Sisters, poised in formation, speak to each other and to the living bodies that move around them in the gallery. They assume human-like postures. One stands on spindly limbs. Another rests on the floor. Another, on a small pedestal, seems to raise its arms. They are imprinted with finger marks and hung with garlands, like prayer beads, evoking touch. The candles draw in oxygen, exude warmth and drip wax. Clay exists here in different states. Fired and anointed with glaze, fixed for now; or left raw, moisture leached out, but holding the potential to return to mud.

The rich associations held within these works connect to the Middlesbrough Collection, MIMA’s ethos, and to the town’s history in fascinating ways. The Middlesbrough Collection includes an incredible body of British studio pottery, largely inherited from the Cleveland Craft Centre (1982-2003). The Craft Centre built on the legacy of the Linthorpe Art Pottery in Middlesbrough (1879-1890), established by design pioneer Christopher Dresser and local brickworks owner John Harrison. They sought to combine industrial and design innovation, and boost employment by producing decorative ceramics from local clay.

Building on these layers of history, since opening in 2007, MIMA has explored connections between ceramics and contemporary art, with new acquisitions mapping out expanded practices in clay.

Sisters spoke to us for its materiality, but also its methodology. Camoni’s practice centres process, collaboration, and connection. Creating with clay is democratic. It is tactile, messy, and intuitive. Ceramics are part of our everyday social rituals; in the gallery, they connect art and life.

In recent years, MIMA has foregrounding social making as a means to build relationships and community. Through many public sessions and workshops, we have opened conversations and grown friendships with those around us.

Practically, before the works entered the collection we had to plan how we could display them safely. MIMA’s technical team conducted various tests to make sure we could show the works without compromising the gallery’s temperature and humidity controls or setting off the fire alarms. They also planned how we could safely invite publics to interact with the sculpture. This is where the magic began!

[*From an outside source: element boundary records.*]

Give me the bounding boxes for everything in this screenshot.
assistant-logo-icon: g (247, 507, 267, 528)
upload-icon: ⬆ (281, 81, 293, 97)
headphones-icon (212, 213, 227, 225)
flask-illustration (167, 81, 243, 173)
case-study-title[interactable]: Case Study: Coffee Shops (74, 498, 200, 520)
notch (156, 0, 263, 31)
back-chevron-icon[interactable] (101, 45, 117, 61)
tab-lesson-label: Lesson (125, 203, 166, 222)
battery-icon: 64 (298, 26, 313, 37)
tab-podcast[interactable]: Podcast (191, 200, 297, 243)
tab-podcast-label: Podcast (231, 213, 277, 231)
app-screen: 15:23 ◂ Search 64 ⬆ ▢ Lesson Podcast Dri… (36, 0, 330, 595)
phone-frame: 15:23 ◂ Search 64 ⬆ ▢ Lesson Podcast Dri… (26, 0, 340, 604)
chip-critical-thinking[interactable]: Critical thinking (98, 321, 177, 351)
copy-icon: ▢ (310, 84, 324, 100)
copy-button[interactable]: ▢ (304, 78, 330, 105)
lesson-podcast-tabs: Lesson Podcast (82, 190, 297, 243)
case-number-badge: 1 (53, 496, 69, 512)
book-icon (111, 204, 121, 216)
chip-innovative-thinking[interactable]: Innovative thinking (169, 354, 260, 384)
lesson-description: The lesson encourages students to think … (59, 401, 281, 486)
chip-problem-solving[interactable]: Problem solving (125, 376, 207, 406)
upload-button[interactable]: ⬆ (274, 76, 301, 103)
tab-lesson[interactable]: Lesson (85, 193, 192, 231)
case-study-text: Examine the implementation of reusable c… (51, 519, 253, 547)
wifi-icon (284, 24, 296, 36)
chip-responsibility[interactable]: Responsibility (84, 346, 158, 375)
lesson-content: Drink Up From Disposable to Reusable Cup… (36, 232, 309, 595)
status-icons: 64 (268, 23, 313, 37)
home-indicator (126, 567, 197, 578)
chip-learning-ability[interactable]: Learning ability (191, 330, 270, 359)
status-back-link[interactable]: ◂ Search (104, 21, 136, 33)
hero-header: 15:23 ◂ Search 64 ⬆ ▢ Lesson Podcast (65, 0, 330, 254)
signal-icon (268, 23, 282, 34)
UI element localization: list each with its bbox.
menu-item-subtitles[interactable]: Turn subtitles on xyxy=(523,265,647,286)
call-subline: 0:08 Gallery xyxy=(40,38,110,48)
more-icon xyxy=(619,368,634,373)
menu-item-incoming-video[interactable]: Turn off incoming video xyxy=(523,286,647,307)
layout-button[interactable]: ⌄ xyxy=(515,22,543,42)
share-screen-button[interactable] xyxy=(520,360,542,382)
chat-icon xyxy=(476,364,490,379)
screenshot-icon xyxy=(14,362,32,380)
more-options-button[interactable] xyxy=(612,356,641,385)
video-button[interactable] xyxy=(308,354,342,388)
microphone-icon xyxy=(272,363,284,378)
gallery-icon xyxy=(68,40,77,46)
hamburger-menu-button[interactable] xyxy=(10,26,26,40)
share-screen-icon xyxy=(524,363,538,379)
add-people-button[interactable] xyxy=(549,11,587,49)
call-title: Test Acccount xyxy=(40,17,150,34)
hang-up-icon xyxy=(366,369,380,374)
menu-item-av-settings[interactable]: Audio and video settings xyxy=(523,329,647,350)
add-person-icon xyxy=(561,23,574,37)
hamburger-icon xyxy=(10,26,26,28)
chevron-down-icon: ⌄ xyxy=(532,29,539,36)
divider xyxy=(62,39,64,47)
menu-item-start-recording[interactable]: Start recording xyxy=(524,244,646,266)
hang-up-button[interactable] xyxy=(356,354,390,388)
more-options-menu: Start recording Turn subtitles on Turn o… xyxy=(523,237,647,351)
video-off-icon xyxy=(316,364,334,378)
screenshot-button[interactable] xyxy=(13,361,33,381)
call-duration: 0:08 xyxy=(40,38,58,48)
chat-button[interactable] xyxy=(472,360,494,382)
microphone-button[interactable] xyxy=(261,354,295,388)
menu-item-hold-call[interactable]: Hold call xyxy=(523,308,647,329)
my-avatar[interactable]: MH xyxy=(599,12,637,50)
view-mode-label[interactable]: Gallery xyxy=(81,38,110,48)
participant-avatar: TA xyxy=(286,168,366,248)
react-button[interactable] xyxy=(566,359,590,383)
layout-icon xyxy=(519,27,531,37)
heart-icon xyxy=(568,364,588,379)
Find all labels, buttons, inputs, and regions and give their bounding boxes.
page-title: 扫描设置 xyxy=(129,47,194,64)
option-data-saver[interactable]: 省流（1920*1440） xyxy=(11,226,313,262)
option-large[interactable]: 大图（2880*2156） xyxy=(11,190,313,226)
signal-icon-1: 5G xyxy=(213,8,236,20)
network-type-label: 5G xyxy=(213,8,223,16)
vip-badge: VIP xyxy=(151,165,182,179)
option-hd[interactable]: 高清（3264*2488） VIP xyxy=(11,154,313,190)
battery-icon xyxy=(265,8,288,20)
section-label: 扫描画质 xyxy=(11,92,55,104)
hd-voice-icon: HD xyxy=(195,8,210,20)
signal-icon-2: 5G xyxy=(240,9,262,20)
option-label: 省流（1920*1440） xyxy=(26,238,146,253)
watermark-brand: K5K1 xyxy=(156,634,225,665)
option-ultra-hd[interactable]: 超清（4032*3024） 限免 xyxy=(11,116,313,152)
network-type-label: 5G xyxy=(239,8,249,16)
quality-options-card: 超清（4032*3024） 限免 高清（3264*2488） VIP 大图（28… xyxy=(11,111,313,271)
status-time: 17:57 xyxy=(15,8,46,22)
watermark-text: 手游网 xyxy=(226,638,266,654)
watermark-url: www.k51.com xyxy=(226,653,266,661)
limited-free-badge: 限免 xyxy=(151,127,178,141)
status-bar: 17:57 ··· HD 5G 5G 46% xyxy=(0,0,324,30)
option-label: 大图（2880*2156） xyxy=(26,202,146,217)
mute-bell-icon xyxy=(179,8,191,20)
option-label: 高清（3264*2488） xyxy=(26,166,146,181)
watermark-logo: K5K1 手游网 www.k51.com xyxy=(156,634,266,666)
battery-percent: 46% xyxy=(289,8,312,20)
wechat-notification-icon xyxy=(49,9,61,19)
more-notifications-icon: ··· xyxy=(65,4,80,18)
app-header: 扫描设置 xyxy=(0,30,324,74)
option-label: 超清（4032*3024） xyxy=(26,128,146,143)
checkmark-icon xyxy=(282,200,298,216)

Sisters were on display at MIMA for a month, in the first weeks of 2019. The team invited different people from our community to light the candles each day. It was an opportunity to consider and recognise the many people who, in many ways, constitute who we are as an institution. It felt like a real occasion each time gatherings of people entered the low-lit space to encounter the works, then get up close to activate them.

Members of Creative Age, MIMA’s Dementia Friendly group, were one of the first groups to activate Sisters. Community partners, MIMA constituents, friends, groups, volunteers, and collaborators also carried the flame. This ritual was a way for us to show appreciation, trust and commitment to our publics, the owners of the collection. I hope it also invested Sisters with a plethora of personal meanings and associations.

When we showed Sisters in 2019, we wanted to celebrate social connections, and offer a shared moment of brightness in the winter dark, a hopeful motif that connects across cultures and traditions.

Today the work takes on new pertinence. We are travelling through a period of crisis. We are separated, but people are finding ways to come together, building new connections. Inequalities are exposed, but activists are fighting back with new strength. Lighting a candle has many meanings. Camoni’s evocative works conjure a range of possible associations and emotions, crossing from grief to vigil, memorial, ardour, and into hope and celebration. They are watchful and bright. They are about relationships, generosity, reciprocity, and transformation. Each time we show these works, I hope we can mark new and positive transformations in society.